El mercado del futbol en México carece de trasparencia sobre sus activos, lo que complica al inversionista para tener el control de su inversión, según identificó René Fernández, socio director de Newgrowth Fund.

Es una industria con una opacidad importante. No se saben elementos fundamentales como el tamaño de la industria, si se tiene una economía de escala; es complejo identificar la oferta y demanda. Los espacios para crecer y mejorar son muy justos. La plusvalía no es obvia, qué tanto margen se tiene para crecimiento , agregó Fernández.

A lo anterior se suma la postura de Víctor Esquivel, socio a cargo de la práctica de Asesoría de KPMG, es muy difícil medir el rendimiento de su activo. Para invertir en ese tipo de fondos tiene que ser completamente arriesgado y tener un capital privado que esté dispuesto a arriesgar en su totalidad porque no tienen cómo calcular el riesgo de su activo .

También tiene que ver con la estructura del deporte como negocio en México, que podría ser diferente a España, Sudamérica u otros países. Habrá que verlo en su propio ambiente, si sería atractivo o no para ellos (inversionistas), porque ellos lo van a ver tan frío como eso , aseveró Schaar.

EN ESPAÑA, "HUIDA HACIA ADELANTE"

El modelo de los fondos de inversión para financiar jugadores en un contexto de crisis económica es definitivamente una medida sin futuro, a la que se identifica como una huida hacia adelante, consideró Gorka Leunda, fundador de Avento Consultoría, una empresa especializada en el asesoramiento en la gestión del deporte en España.
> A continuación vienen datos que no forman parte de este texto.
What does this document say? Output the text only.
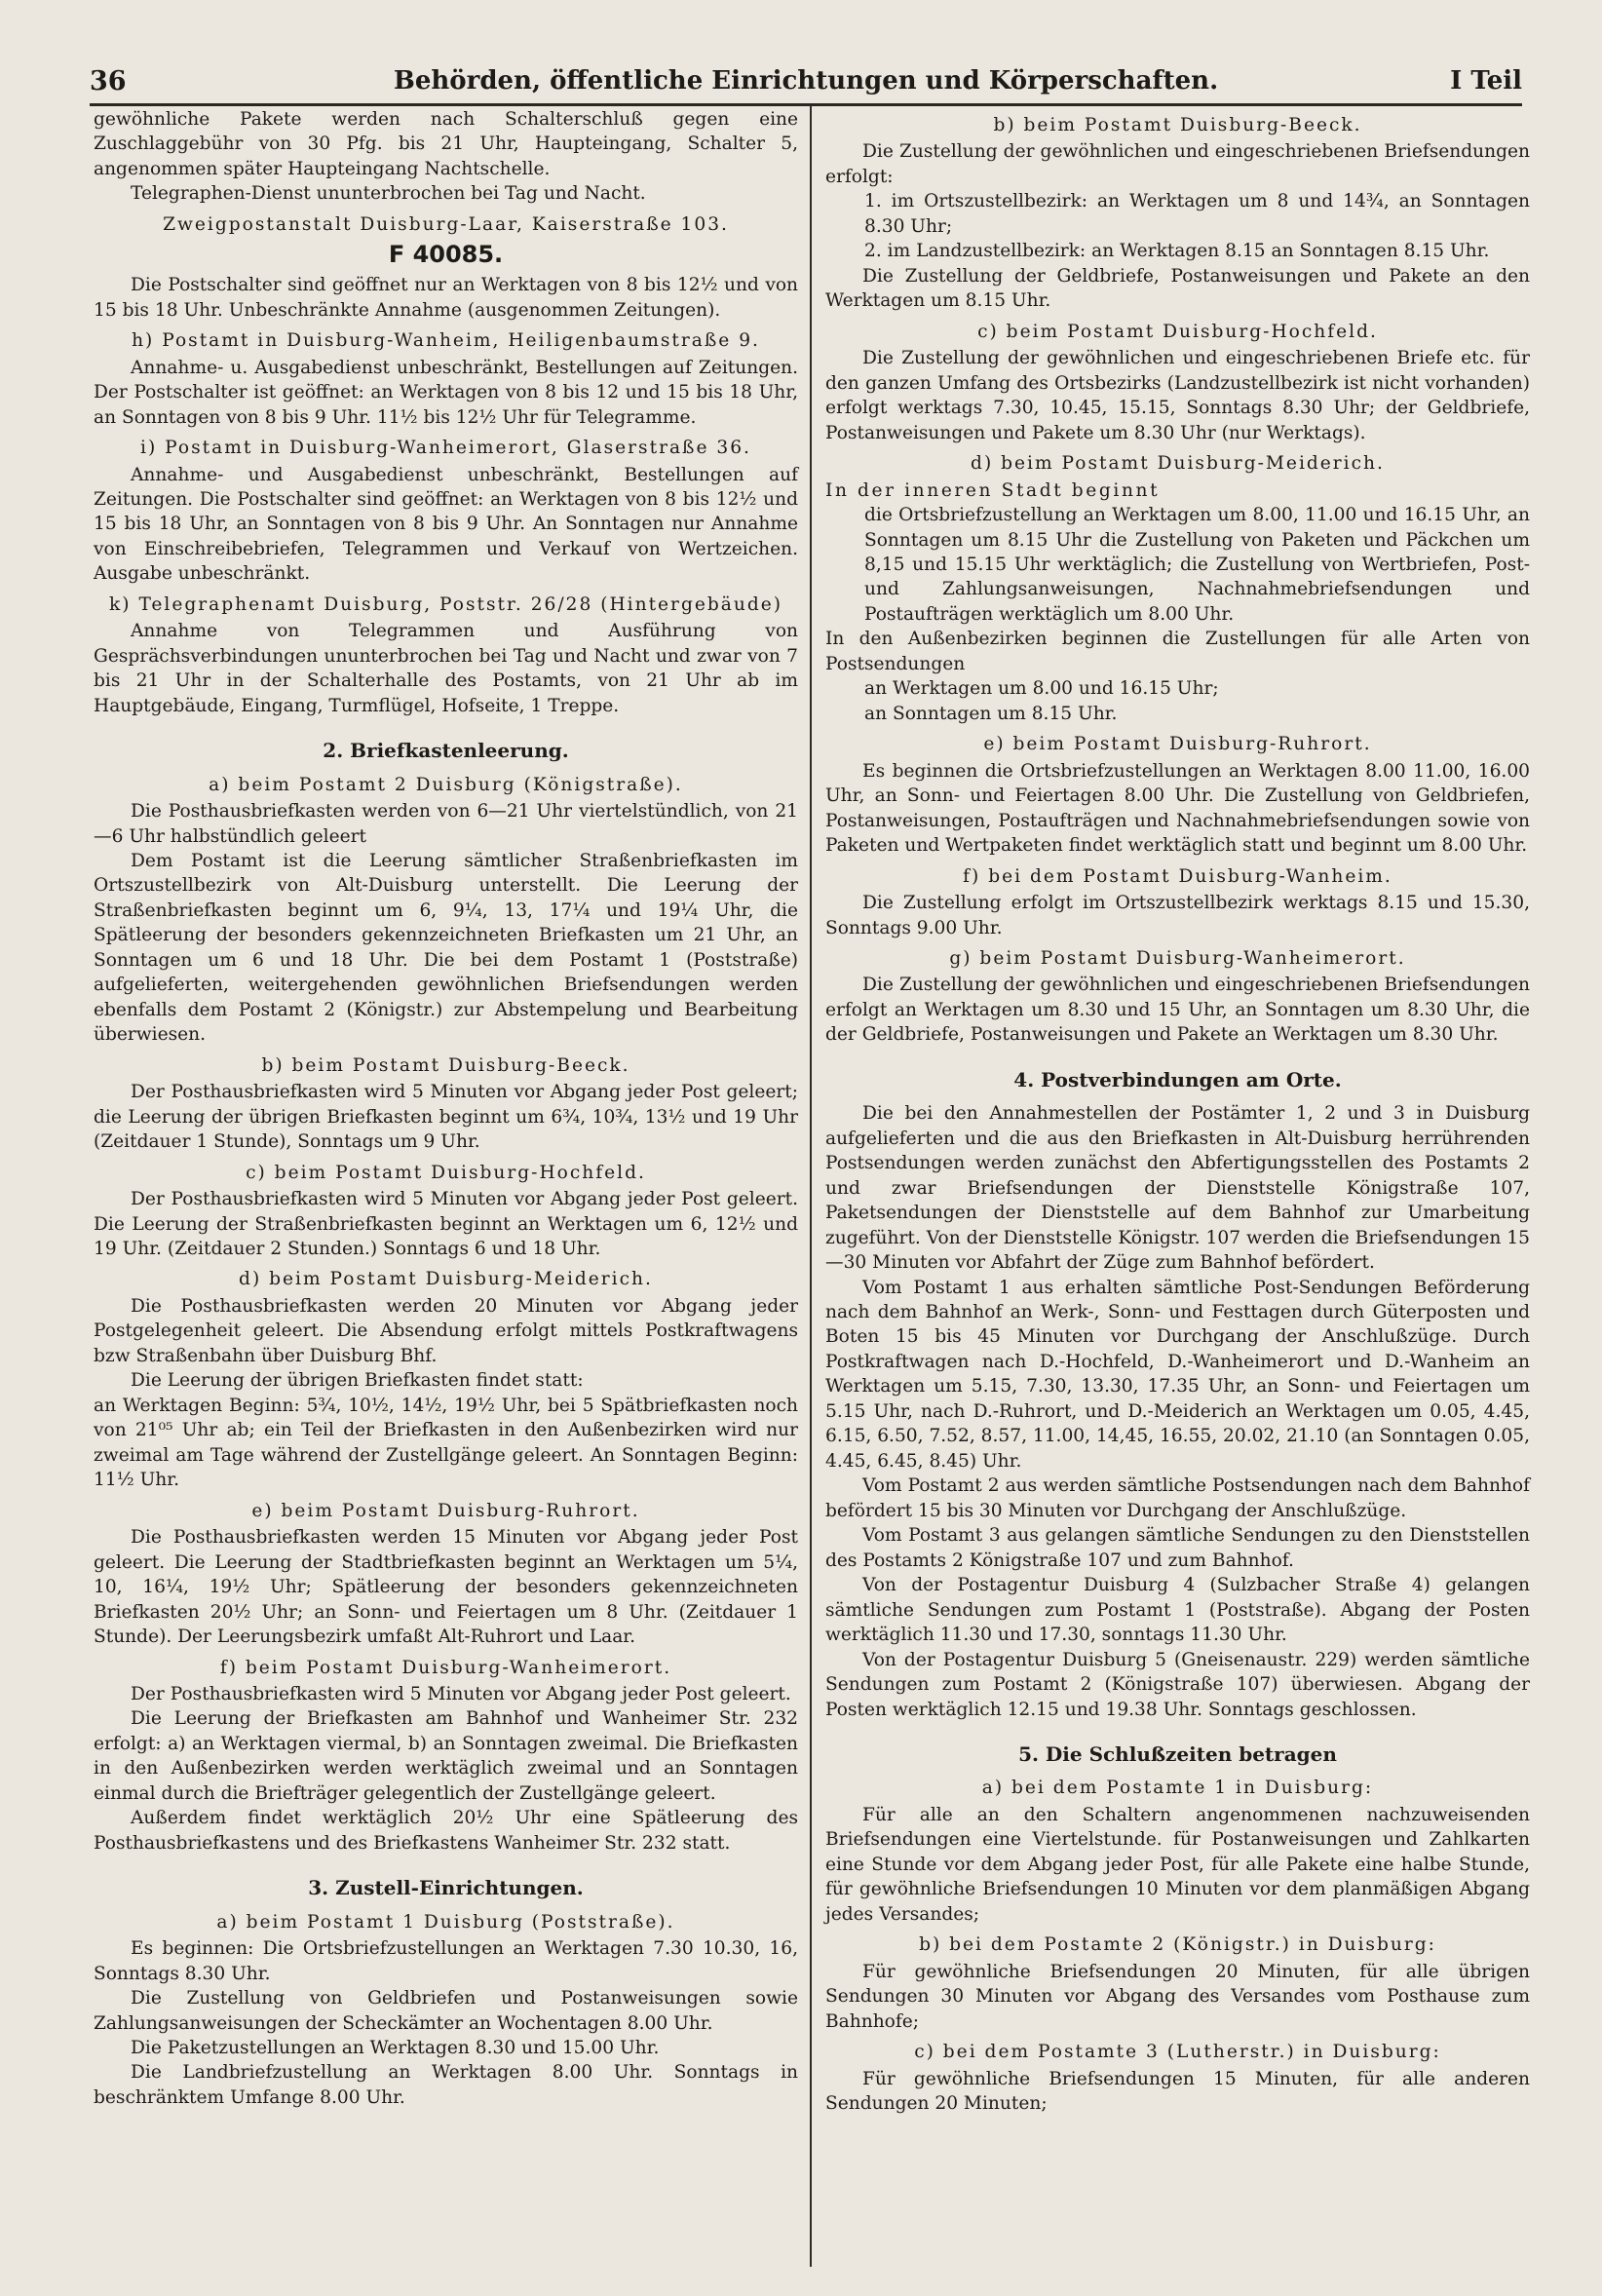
36	Behörden, öffentliche Einrichtungen und Körperschaften.	I Teil

gewöhnliche Pakete werden nach Schalterschluß gegen eine Zuschlaggebühr von 30 Pfg. bis 21 Uhr, Haupteingang, Schalter 5, angenommen später Haupteingang Nachtschelle.

Telegraphen-Dienst ununterbrochen bei Tag und Nacht.

Zweigpostanstalt Duisburg-Laar, Kaiserstraße 103.

F 40085.

Die Postschalter sind geöffnet nur an Werktagen von 8 bis 12½ und von 15 bis 18 Uhr. Unbeschränkte Annahme (ausgenommen Zeitungen).

h) Postamt in Duisburg-Wanheim, Heiligenbaumstraße 9.

Annahme- u. Ausgabedienst unbeschränkt, Bestellungen auf Zeitungen. Der Postschalter ist geöffnet: an Werktagen von 8 bis 12 und 15 bis 18 Uhr, an Sonntagen von 8 bis 9 Uhr. 11½ bis 12½ Uhr für Telegramme.

i) Postamt in Duisburg-Wanheimerort, Glaserstraße 36.

Annahme- und Ausgabedienst unbeschränkt, Bestellungen auf Zeitungen. Die Postschalter sind geöffnet: an Werktagen von 8 bis 12½ und 15 bis 18 Uhr, an Sonntagen von 8 bis 9 Uhr. An Sonntagen nur Annahme von Einschreibebriefen, Telegrammen und Verkauf von Wertzeichen. Ausgabe unbeschränkt.

k) Telegraphenamt Duisburg, Poststr. 26/28 (Hintergebäude)

Annahme von Telegrammen und Ausführung von Gesprächsverbindungen ununterbrochen bei Tag und Nacht und zwar von 7 bis 21 Uhr in der Schalterhalle des Postamts, von 21 Uhr ab im Hauptgebäude, Eingang, Turmflügel, Hofseite, 1 Treppe.

2. Briefkastenleerung.

a) beim Postamt 2 Duisburg (Königstraße).

Die Posthausbriefkasten werden von 6—21 Uhr viertelstündlich, von 21—6 Uhr halbstündlich geleert

Dem Postamt ist die Leerung sämtlicher Straßenbriefkasten im Ortszustellbezirk von Alt-Duisburg unterstellt. Die Leerung der Straßenbriefkasten beginnt um 6, 9¼, 13, 17¼ und 19¼ Uhr, die Spätleerung der besonders gekennzeichneten Briefkasten um 21 Uhr, an Sonntagen um 6 und 18 Uhr. Die bei dem Postamt 1 (Poststraße) aufgelieferten, weitergehenden gewöhnlichen Briefsendungen werden ebenfalls dem Postamt 2 (Königstr.) zur Abstempelung und Bearbeitung überwiesen.

b) beim Postamt Duisburg-Beeck.

Der Posthausbriefkasten wird 5 Minuten vor Abgang jeder Post geleert; die Leerung der übrigen Briefkasten beginnt um 6¾, 10¾, 13½ und 19 Uhr (Zeitdauer 1 Stunde), Sonntags um 9 Uhr.

c) beim Postamt Duisburg-Hochfeld.

Der Posthausbriefkasten wird 5 Minuten vor Abgang jeder Post geleert. Die Leerung der Straßenbriefkasten beginnt an Werktagen um 6, 12½ und 19 Uhr. (Zeitdauer 2 Stunden.) Sonntags 6 und 18 Uhr.

d) beim Postamt Duisburg-Meiderich.

Die Posthausbriefkasten werden 20 Minuten vor Abgang jeder Postgelegenheit geleert. Die Absendung erfolgt mittels Postkraftwagens bzw Straßenbahn über Duisburg Bhf.

Die Leerung der übrigen Briefkasten findet statt:

an Werktagen Beginn: 5¾, 10½, 14½, 19½ Uhr, bei 5 Spätbriefkasten noch von 21⁰⁵ Uhr ab; ein Teil der Briefkasten in den Außenbezirken wird nur zweimal am Tage während der Zustellgänge geleert. An Sonntagen Beginn: 11½ Uhr.

e) beim Postamt Duisburg-Ruhrort.

Die Posthausbriefkasten werden 15 Minuten vor Abgang jeder Post geleert. Die Leerung der Stadtbriefkasten beginnt an Werktagen um 5¼, 10, 16¼, 19½ Uhr; Spätleerung der besonders gekennzeichneten Briefkasten 20½ Uhr; an Sonn- und Feiertagen um 8 Uhr. (Zeitdauer 1 Stunde). Der Leerungsbezirk umfaßt Alt-Ruhrort und Laar.

f) beim Postamt Duisburg-Wanheimerort.

Der Posthausbriefkasten wird 5 Minuten vor Abgang jeder Post geleert.

Die Leerung der Briefkasten am Bahnhof und Wanheimer Str. 232 erfolgt: a) an Werktagen viermal, b) an Sonntagen zweimal. Die Briefkasten in den Außenbezirken werden werktäglich zweimal und an Sonntagen einmal durch die Briefträger gelegentlich der Zustellgänge geleert.

Außerdem findet werktäglich 20½ Uhr eine Spätleerung des Posthausbriefkastens und des Briefkastens Wanheimer Str. 232 statt.

3. Zustell-Einrichtungen.

a) beim Postamt 1 Duisburg (Poststraße).

Es beginnen: Die Ortsbriefzustellungen an Werktagen 7.30 10.30, 16, Sonntags 8.30 Uhr.

Die Zustellung von Geldbriefen und Postanweisungen sowie Zahlungsanweisungen der Scheckämter an Wochentagen 8.00 Uhr.

Die Paketzustellungen an Werktagen 8.30 und 15.00 Uhr.

Die Landbriefzustellung an Werktagen 8.00 Uhr. Sonntags in beschränktem Umfange 8.00 Uhr.

b) beim Postamt Duisburg-Beeck.

Die Zustellung der gewöhnlichen und eingeschriebenen Briefsendungen erfolgt:

1. im Ortszustellbezirk: an Werktagen um 8 und 14¾, an Sonntagen 8.30 Uhr;

2. im Landzustellbezirk: an Werktagen 8.15 an Sonntagen 8.15 Uhr.

Die Zustellung der Geldbriefe, Postanweisungen und Pakete an den Werktagen um 8.15 Uhr.

c) beim Postamt Duisburg-Hochfeld.

Die Zustellung der gewöhnlichen und eingeschriebenen Briefe etc. für den ganzen Umfang des Ortsbezirks (Landzustellbezirk ist nicht vorhanden) erfolgt werktags 7.30, 10.45, 15.15, Sonntags 8.30 Uhr; der Geldbriefe, Postanweisungen und Pakete um 8.30 Uhr (nur Werktags).

d) beim Postamt Duisburg-Meiderich.

In der inneren Stadt beginnt

die Ortsbriefzustellung an Werktagen um 8.00, 11.00 und 16.15 Uhr, an Sonntagen um 8.15 Uhr die Zustellung von Paketen und Päckchen um 8,15 und 15.15 Uhr werktäglich; die Zustellung von Wertbriefen, Post- und Zahlungsanweisungen, Nachnahmebriefsendungen und Postaufträgen werktäglich um 8.00 Uhr.

In den Außenbezirken beginnen die Zustellungen für alle Arten von Postsendungen

an Werktagen um 8.00 und 16.15 Uhr;

an Sonntagen um 8.15 Uhr.

e) beim Postamt Duisburg-Ruhrort.

Es beginnen die Ortsbriefzustellungen an Werktagen 8.00 11.00, 16.00 Uhr, an Sonn- und Feiertagen 8.00 Uhr. Die Zustellung von Geldbriefen, Postanweisungen, Postaufträgen und Nachnahmebriefsendungen sowie von Paketen und Wertpaketen findet werktäglich statt und beginnt um 8.00 Uhr.

f) bei dem Postamt Duisburg-Wanheim.

Die Zustellung erfolgt im Ortszustellbezirk werktags 8.15 und 15.30, Sonntags 9.00 Uhr.

g) beim Postamt Duisburg-Wanheimerort.

Die Zustellung der gewöhnlichen und eingeschriebenen Briefsendungen erfolgt an Werktagen um 8.30 und 15 Uhr, an Sonntagen um 8.30 Uhr, die der Geldbriefe, Postanweisungen und Pakete an Werktagen um 8.30 Uhr.

4. Postverbindungen am Orte.

Die bei den Annahmestellen der Postämter 1, 2 und 3 in Duisburg aufgelieferten und die aus den Briefkasten in Alt-Duisburg herrührenden Postsendungen werden zunächst den Abfertigungsstellen des Postamts 2 und zwar Briefsendungen der Dienststelle Königstraße 107, Paketsendungen der Dienststelle auf dem Bahnhof zur Umarbeitung zugeführt. Von der Dienststelle Königstr. 107 werden die Briefsendungen 15—30 Minuten vor Abfahrt der Züge zum Bahnhof befördert.

Vom Postamt 1 aus erhalten sämtliche Post-Sendungen Beförderung nach dem Bahnhof an Werk-, Sonn- und Festtagen durch Güterposten und Boten 15 bis 45 Minuten vor Durchgang der Anschlußzüge. Durch Postkraftwagen nach D.-Hochfeld, D.-Wanheimerort und D.-Wanheim an Werktagen um 5.15, 7.30, 13.30, 17.35 Uhr, an Sonn- und Feiertagen um 5.15 Uhr, nach D.-Ruhrort, und D.-Meiderich an Werktagen um 0.05, 4.45, 6.15, 6.50, 7.52, 8.57, 11.00, 14,45, 16.55, 20.02, 21.10 (an Sonntagen 0.05, 4.45, 6.45, 8.45) Uhr.

Vom Postamt 2 aus werden sämtliche Postsendungen nach dem Bahnhof befördert 15 bis 30 Minuten vor Durchgang der Anschlußzüge.

Vom Postamt 3 aus gelangen sämtliche Sendungen zu den Dienststellen des Postamts 2 Königstraße 107 und zum Bahnhof.

Von der Postagentur Duisburg 4 (Sulzbacher Straße 4) gelangen sämtliche Sendungen zum Postamt 1 (Poststraße). Abgang der Posten werktäglich 11.30 und 17.30, sonntags 11.30 Uhr.

Von der Postagentur Duisburg 5 (Gneisenaustr. 229) werden sämtliche Sendungen zum Postamt 2 (Königstraße 107) überwiesen. Abgang der Posten werktäglich 12.15 und 19.38 Uhr. Sonntags geschlossen.

5. Die Schlußzeiten betragen

a) bei dem Postamte 1 in Duisburg:

Für alle an den Schaltern angenommenen nachzuweisenden Briefsendungen eine Viertelstunde. für Postanweisungen und Zahlkarten eine Stunde vor dem Abgang jeder Post, für alle Pakete eine halbe Stunde, für gewöhnliche Briefsendungen 10 Minuten vor dem planmäßigen Abgang jedes Versandes;

b) bei dem Postamte 2 (Königstr.) in Duisburg:

Für gewöhnliche Briefsendungen 20 Minuten, für alle übrigen Sendungen 30 Minuten vor Abgang des Versandes vom Posthause zum Bahnhofe;

c) bei dem Postamte 3 (Lutherstr.) in Duisburg:

Für gewöhnliche Briefsendungen 15 Minuten, für alle anderen Sendungen 20 Minuten;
Los clubes han visto en esta fórmula la posibilidad de estirar en el tiempo un modo de vida que no se ajusta a la realidad actual de sus finanzas. En vez de ajustar las contrataciones y el coste de sus plantillas a la nueva situación económica, algunos han preferido hipotecar en cierta medida su mayor activo: los jugadores. Este modelo es una huida hacia adelante , analizó Gorka Leunda.

Vaticino que a corto plazo tendrá éxito, pero no lo veo sostenible a medio y largo plazo. Al fin y al cabo, con este sistema los clubes pierden el control sobre sus activos principales, lo que supone perder el control sobre el devenir del propio club , abundó el fundador de Avento Consultoría desde España.